The Potager

The Potager

Monday, February 15, 2016

A Cold Three Day Weekend

Three Day Weekends - you have to love them. I just wish they would come during the spring when I could use the extra time in the garden, rather than during a record breaking cold spell in the Northeast.
I've been pouring over seed catalogs, bought my tickets to the Philadelphia Flower Show and the ladies at church are already planning the garden tour for this coming June. I've ordered seeds and am annoyed they couldn't arrive in time for this long weekend. I long to feel soil on my hands.
I pulled a bag of frozen cherry tomatoes and a cube of frozen pesto preserved in the abundance of last summer and turned them into a fragrant sauce.

A warming bowl of spaghetti and meatballs served with homemade bread slathered in butter - calories will be worked off in the garden this spring.On a weekend like this I need comfort food.
I had wanted to go to Whites Bog on this last day of my three day weekend to see the Tundra Swans there. But my husband had to work today. So I busy myself with household chores while planning my future garden in my head.
Finally I can contain it no longer.
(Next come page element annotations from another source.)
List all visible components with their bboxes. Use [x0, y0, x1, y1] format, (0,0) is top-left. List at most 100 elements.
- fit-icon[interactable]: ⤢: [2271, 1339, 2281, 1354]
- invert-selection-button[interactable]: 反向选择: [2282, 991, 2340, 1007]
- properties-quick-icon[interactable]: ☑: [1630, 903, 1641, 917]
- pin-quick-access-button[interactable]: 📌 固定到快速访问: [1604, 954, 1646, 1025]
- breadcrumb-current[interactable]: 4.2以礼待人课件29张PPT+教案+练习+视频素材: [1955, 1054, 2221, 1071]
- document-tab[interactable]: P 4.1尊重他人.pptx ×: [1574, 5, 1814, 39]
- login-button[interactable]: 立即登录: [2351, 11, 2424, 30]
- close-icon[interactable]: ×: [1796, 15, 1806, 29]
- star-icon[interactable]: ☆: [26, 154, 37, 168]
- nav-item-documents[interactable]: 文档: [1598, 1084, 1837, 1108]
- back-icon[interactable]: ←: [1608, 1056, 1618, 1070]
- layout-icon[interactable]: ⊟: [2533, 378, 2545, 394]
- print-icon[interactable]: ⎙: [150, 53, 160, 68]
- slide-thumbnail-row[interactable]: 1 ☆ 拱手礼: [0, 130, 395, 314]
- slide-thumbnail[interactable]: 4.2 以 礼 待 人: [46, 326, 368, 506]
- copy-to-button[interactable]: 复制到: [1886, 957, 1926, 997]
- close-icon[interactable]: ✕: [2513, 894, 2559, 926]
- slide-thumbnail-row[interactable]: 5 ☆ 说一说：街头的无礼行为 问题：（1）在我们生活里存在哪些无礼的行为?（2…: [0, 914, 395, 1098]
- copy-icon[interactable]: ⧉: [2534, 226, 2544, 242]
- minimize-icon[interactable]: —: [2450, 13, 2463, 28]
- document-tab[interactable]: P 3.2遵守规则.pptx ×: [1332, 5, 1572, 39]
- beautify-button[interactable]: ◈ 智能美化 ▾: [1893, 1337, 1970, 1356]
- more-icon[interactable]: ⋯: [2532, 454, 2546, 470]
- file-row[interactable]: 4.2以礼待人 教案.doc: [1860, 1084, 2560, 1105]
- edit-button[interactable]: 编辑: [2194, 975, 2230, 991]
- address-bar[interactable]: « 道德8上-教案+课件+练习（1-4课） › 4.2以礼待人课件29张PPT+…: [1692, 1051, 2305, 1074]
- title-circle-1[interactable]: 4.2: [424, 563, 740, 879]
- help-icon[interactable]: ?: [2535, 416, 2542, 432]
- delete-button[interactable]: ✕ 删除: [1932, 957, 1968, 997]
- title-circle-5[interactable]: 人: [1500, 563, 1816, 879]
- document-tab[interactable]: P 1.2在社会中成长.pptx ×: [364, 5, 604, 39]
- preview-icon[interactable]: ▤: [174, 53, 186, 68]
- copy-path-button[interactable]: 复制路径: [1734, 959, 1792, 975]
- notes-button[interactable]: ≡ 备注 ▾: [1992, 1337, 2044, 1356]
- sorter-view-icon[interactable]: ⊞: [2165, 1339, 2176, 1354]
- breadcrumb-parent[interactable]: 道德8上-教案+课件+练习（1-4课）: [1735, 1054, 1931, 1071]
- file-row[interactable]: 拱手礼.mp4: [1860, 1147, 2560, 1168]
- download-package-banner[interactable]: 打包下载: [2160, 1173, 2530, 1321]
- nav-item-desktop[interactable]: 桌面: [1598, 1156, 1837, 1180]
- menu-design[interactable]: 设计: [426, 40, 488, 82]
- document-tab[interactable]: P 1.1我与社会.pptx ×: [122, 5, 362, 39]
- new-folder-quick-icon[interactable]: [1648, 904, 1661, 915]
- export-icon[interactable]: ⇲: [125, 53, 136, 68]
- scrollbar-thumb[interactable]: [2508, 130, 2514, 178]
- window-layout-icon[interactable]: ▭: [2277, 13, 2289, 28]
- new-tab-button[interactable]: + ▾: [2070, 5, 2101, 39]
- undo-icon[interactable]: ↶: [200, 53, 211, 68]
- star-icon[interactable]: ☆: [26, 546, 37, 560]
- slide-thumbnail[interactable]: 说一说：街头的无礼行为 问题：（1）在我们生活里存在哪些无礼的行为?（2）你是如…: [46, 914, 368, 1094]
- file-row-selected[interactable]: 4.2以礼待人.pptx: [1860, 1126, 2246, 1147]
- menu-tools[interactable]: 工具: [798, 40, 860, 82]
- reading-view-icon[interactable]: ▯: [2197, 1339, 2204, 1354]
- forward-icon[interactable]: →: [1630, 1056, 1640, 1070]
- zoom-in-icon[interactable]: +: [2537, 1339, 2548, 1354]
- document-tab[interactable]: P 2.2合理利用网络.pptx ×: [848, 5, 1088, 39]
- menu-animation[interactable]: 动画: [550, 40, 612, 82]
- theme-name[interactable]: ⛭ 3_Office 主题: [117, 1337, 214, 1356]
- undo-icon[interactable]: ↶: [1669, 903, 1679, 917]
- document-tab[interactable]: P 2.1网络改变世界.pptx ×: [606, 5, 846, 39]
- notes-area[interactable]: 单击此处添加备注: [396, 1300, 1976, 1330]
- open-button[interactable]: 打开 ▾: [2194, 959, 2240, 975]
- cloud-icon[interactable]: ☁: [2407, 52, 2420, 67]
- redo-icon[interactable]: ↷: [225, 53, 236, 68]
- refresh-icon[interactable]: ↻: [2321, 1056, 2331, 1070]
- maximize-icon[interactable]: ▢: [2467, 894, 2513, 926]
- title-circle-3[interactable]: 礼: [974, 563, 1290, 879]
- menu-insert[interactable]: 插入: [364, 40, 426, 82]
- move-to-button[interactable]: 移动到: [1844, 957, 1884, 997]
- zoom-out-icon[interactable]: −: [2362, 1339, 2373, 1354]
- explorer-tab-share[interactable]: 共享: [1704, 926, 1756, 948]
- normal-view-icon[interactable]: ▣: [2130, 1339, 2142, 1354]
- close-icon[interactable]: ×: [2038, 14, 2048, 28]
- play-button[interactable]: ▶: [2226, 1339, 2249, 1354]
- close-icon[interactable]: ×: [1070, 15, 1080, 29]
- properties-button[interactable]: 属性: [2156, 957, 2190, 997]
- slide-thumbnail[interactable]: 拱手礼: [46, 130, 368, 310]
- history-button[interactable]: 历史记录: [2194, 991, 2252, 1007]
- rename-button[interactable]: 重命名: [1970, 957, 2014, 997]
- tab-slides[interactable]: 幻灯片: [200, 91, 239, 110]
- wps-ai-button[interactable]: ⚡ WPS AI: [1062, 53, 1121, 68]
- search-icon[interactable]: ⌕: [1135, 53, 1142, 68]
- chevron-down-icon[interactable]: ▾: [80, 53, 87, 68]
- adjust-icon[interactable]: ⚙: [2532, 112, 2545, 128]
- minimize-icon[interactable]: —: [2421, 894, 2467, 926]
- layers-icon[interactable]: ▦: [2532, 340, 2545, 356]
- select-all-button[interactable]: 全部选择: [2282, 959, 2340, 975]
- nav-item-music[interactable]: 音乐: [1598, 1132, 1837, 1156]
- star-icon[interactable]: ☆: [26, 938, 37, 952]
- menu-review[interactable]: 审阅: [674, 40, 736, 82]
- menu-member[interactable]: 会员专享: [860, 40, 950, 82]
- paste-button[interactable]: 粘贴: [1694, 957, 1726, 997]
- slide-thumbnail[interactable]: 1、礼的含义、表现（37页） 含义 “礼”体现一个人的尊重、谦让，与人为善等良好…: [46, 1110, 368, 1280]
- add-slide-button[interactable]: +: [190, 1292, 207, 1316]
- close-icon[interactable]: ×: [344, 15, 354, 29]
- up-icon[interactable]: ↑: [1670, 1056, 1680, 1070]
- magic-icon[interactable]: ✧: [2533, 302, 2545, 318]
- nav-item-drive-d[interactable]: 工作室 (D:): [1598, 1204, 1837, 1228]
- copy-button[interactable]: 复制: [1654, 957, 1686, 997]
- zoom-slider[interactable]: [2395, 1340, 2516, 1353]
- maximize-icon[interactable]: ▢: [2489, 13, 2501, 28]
I go out through the lightly falling snow to see if anything is growing . I first check my hellebores, andromeda and my winter-blooming jasmine

The hellbores have lots of buds!
The buds on the andromeda are almost flower like.
The winter-blooming jasmine is almost there - hopefully I'll see the blooms before the deer chomp them all away. This plant is supposed to be deer resistant. It is not.

My potager is in a state of deconstruction. It will be beautiful again, but it is particularly harsh looking on such a cold, gray day.

Yet, the saffron crocuses look great. Growing cheery green all winter before going to sleep in the spring. Silly off season plants.
That reminds me that I wanted to make a saffron based dish for dinner tonight and I mentally prepare a grocery list of the items I will need.
There are still two herbs that can be harvested: sage and thyme. The sage, while harvest-able, looks likes it's struggling and I will use the sage I dried last summer instead.
But the thyme is always a joy - I just brush away the pine needles and any snow covering it  and it is always there for me to grab some fresh for a meal. I have heard it is easy to dry, but I haven't tried yet. Another mental note for the summer. Try to dry thyme.
The snow is falling in little frozen balls, looking nothing like snowflakes.
It stings my face, and yet I stay. Dreaming of rows of lettuce and peas, green beans and basil and the amazing fresh taste of a cherry tomato right off the vine. Eventually the cold wins and I retreat to the warmth of my home with only a small branch of thyme in my hand.
"Winter is the time for comfort, for good food and warmth, for the touch of a friendly hand and for a talk beside the fire:  it is the time for home."